Lesson 7 — Composing kernels
A single kernel maps over one array at a time, but many algorithms are
naturally expressed as a pipeline of kernels: the output of
one kernel becomes the input of the next. This lesson shows how to chain two
kernels — square and add — to compute
out[i] = a[i]² + b[i] in two GPU passes.
What makes this different from the earlier lessons: there is now an OCaml
host program (compiled to JavaScript with
js_of_ocaml) that
orchestrates the two GPU dispatches. The host transpiles each kernel source,
runs Kernel A to produce a temporary buffer tmp, then runs
Kernel B with tmp and b to produce the final
result.
Host orchestration (OCaml)
(* Host program (runs in the browser via js_of_ocaml) *)

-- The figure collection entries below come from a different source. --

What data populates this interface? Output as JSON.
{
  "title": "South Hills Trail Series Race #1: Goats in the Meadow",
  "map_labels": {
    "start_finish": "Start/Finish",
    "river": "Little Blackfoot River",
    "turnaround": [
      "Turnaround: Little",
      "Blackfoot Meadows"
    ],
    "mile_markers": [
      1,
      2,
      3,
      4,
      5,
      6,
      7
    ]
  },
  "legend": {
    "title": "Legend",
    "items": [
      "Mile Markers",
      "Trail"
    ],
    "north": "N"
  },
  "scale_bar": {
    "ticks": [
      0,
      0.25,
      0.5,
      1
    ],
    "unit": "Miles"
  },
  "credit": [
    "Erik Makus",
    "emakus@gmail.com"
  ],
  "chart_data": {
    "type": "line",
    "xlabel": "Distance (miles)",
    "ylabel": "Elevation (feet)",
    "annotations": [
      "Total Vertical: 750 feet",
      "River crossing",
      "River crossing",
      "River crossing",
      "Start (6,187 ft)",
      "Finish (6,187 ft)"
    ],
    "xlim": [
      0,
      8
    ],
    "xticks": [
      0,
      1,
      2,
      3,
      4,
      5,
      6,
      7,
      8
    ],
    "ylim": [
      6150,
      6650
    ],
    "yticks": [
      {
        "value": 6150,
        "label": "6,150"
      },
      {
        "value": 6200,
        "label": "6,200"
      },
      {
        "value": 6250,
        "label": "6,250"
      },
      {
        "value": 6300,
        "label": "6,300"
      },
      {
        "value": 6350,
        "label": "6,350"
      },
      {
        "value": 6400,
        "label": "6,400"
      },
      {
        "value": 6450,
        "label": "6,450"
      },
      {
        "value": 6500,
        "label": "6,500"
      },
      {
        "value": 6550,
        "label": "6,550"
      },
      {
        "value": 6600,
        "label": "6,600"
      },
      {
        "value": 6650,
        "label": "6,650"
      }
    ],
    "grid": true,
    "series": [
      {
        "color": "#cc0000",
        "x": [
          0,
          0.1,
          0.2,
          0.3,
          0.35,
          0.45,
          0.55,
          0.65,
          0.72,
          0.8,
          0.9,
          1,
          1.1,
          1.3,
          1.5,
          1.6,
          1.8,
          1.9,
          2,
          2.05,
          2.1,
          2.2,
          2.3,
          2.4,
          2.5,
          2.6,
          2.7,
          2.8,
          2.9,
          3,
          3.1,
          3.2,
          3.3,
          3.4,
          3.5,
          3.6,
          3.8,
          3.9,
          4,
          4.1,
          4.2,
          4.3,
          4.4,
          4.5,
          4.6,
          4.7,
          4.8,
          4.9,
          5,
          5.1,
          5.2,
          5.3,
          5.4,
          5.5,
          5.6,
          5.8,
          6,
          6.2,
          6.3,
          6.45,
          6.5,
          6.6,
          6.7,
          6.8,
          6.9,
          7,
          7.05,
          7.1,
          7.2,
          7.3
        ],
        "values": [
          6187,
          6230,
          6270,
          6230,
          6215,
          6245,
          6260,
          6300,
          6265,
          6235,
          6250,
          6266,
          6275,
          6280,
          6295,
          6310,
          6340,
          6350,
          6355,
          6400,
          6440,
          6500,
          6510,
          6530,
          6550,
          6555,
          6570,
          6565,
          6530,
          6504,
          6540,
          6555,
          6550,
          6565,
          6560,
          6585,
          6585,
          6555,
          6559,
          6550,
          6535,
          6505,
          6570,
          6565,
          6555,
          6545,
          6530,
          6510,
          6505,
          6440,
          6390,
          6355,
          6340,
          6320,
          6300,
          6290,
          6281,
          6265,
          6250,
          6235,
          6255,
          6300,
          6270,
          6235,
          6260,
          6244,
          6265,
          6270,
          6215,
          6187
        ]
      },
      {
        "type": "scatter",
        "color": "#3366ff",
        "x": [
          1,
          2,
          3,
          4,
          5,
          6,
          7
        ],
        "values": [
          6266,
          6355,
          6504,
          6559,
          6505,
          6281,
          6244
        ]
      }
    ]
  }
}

let run kA_src kB_src ~a ~b ~cb =
match of_source_with_abi WGSL kA_src with
| Error e -> cb_err cb e
| Ok (wgslA, abiA) ->
Webgpu_runtime.run ~wgsl:wgslA ~abi_json:abiA
~inputs:[("a", a); ("tmp", zeros)]
~outputs_wanted:["tmp"]
~on_done:(fun [{tmp}] ->
match of_source_with_abi WGSL kB_src with
| Error e -> cb_err cb e
| Ok (wgslB, abiB) ->
Webgpu_runtime.run ~wgsl:wgslB ~abi_json:abiB
~inputs:[("tmp", tmp); ("b", b); ("out", zeros)]
~outputs_wanted:["out"]
~on_done:(fun [{out}] -> cb_ok cb out) ())
()
Note: the two kernels currently round-trip through the host between stages (tmp is read back from the GPU before being re-uploaded for Kernel B). True GPU-side buffer persistence — avoiding the round-trip — is a planned runtime enhancement.
Your task
Fill in the two kernels below and click Run on my GPU. Both editors use the same OCaml kernel syntax you have seen in earlier lessons. The host program above glues them together automatically.
Fill in the TODOs and click "Run on my GPU".
Hint
Kernel A: a.(i) *. a.(i) (OCaml uses *. for
float multiplication). Kernel B: tmp.(i) +. b.(i).